Oxmo Puccino vient recevoir son trophée de l’album des musiques urbaines. Ses remerciements seront interminablement géants. Et il ira scander directement son rap Soleil du Nord. Pas mal du tout, avec cordes et tout et tout.

Le gala est commencé depuis deux heures et quinze, on nous annonce que plusieurs Victoires doivent encore être remises. Misère… M nous fait alors Mister Mystère, la tête en chauve-souris. On se sent un peu mieux !

L’album de l’année vient d’être nommé : La superbe de Biolay plante IRM de Charlotte Gainsbourg, également  mise en nomination dans cette catégorie.

Izia, la fille de Jacques Higelin, gagne la Victoire de l’album rock de l’année. Et, comme par hasard, se produit sur scène juste après avoir cueilli son trophée. Et voilà un autre numéro chanté en angliche.

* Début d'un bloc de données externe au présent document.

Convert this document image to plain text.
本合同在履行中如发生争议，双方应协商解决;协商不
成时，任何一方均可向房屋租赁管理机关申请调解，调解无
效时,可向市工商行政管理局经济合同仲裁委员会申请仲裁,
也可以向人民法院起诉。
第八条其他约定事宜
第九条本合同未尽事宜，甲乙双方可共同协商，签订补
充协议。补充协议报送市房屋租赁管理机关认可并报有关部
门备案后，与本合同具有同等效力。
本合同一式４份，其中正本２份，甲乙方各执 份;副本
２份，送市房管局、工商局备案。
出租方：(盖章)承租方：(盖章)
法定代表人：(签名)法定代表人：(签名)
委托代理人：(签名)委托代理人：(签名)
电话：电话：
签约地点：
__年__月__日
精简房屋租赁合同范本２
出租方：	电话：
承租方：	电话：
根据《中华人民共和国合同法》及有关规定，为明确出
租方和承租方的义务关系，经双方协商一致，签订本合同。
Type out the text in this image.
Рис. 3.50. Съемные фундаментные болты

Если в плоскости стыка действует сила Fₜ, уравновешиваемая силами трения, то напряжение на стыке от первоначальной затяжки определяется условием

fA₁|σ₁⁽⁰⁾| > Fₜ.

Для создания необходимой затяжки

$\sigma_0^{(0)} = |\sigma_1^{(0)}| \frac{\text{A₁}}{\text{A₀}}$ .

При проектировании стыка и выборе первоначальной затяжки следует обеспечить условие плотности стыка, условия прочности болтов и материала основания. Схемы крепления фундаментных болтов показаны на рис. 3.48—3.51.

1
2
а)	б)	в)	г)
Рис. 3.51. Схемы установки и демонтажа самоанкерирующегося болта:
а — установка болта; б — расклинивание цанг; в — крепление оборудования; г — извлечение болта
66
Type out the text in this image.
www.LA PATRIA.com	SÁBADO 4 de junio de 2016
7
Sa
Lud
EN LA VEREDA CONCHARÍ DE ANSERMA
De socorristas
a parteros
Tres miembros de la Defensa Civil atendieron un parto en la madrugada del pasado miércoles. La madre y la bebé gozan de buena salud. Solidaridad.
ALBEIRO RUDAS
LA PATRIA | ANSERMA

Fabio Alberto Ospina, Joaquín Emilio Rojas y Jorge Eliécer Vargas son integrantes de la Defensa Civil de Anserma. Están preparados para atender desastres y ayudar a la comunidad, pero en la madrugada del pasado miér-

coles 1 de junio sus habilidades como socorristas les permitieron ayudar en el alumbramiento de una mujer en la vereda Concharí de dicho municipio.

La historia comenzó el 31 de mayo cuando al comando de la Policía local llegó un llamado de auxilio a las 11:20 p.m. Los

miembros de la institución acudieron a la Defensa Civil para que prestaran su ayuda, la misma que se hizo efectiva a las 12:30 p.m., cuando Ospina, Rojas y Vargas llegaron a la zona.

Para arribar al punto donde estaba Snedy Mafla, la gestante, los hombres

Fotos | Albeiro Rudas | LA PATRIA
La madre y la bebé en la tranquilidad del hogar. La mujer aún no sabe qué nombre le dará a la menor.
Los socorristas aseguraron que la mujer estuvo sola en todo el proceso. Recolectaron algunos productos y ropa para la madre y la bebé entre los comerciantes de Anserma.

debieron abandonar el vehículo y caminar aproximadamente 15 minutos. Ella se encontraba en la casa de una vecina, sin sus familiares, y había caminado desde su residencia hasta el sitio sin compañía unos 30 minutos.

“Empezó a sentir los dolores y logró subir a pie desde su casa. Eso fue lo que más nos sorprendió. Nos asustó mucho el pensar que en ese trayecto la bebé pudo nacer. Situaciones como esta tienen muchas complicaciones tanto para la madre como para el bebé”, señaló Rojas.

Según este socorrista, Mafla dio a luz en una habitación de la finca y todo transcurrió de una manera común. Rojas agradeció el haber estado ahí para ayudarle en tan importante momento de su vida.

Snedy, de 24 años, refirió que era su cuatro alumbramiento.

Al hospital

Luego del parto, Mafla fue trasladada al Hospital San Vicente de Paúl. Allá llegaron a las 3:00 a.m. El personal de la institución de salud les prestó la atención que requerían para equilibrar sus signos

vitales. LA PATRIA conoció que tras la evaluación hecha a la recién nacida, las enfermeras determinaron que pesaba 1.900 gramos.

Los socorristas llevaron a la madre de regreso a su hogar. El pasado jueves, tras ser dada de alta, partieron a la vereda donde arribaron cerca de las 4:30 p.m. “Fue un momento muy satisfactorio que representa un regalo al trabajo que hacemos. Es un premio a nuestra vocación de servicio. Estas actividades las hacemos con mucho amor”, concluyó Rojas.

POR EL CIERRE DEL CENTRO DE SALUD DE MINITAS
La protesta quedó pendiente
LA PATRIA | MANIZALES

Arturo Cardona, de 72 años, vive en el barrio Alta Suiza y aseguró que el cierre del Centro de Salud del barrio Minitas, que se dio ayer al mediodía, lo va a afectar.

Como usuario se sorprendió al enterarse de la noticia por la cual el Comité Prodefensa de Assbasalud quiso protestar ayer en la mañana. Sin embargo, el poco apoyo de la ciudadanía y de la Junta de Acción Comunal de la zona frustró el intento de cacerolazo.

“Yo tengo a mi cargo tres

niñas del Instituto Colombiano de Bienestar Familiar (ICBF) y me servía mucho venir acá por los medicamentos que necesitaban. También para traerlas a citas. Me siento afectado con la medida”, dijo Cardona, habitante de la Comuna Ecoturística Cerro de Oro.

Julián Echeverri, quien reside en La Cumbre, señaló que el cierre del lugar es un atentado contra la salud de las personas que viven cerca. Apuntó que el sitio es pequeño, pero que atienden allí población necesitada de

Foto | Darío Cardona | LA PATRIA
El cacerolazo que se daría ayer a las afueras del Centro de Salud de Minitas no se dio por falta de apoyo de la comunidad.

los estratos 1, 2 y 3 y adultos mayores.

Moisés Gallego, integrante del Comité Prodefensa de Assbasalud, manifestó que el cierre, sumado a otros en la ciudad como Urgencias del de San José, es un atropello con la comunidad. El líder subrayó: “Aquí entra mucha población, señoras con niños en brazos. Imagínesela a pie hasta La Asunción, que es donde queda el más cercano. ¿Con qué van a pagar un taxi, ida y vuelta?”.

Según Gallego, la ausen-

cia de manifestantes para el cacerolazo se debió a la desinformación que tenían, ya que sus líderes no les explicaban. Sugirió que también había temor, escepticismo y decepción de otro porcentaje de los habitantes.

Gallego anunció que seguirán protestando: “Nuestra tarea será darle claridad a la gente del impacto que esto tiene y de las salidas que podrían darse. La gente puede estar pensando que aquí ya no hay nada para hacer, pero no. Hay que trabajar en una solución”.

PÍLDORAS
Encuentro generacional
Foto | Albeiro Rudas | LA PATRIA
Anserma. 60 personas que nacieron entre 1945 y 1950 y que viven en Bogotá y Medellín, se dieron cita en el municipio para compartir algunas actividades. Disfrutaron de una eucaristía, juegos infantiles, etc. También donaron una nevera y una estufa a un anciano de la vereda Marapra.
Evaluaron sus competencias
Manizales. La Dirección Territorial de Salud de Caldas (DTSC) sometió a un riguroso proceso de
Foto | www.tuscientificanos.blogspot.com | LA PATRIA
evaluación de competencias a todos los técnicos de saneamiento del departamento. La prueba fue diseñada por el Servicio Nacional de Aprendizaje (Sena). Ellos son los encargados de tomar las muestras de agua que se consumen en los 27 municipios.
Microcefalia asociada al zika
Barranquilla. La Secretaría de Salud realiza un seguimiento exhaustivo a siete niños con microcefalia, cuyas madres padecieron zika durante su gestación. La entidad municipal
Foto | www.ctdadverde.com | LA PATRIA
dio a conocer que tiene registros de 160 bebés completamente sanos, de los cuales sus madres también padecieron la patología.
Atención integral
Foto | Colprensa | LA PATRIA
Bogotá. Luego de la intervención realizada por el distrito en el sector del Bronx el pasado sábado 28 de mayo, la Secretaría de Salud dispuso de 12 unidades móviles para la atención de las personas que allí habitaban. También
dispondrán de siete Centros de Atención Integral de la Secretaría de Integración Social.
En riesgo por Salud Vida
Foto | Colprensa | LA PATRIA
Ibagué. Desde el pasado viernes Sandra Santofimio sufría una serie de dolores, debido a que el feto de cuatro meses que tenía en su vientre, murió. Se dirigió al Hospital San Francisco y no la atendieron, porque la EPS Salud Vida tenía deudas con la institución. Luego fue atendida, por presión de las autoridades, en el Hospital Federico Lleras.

Roots rock, une jeune dame avec le feu de grand-maman Janis.

Johnny vient gagner la Victoire du meilleur spectacle pour son Tour 66. De sa villa de Los Angeles, il remercie son public via un message préenregistré.

L’album Musiques du monde ? La différence de Salif Keita, un album qui n’a pas eu beaucoup d’échos de ce côté  de la flaque. Mais puisqu’on admire Salif, on s’y penchera.

Il est minuit quinze et Ariane  Moffat vient de monter sur scène pour entonner Je veux tout. La version reggae-rock-fanfare me semble plus qu’acceptable.

Également nommé dans la catégorie révélation-scène, Shaka Ponk se fait aller en anglais… Rock  vigoureux et ô combien prévisible.

Izia remporte alors sa deuxième Victoire dans cette catégorie.

Ça fait quatre heures qu’on se tape se gala  et les quatre DJ de Birdy Nam Nam viennent de gagner la Victoire de l’album électronique ou dance. Leur  performance sur scène sera acceptable dans le contexte…

Pour les supporters  québécois, le top du top se produit à minuit quarante, heure de Paris : Coeur de pirate remporte la Victoire de la chanson de l’année, le vote du public. Rien de moins.  Comme des enfants sera reprise une seconde fois en direct.

Ainsi se conclut le procès verbal des 25e Victoires de la musique.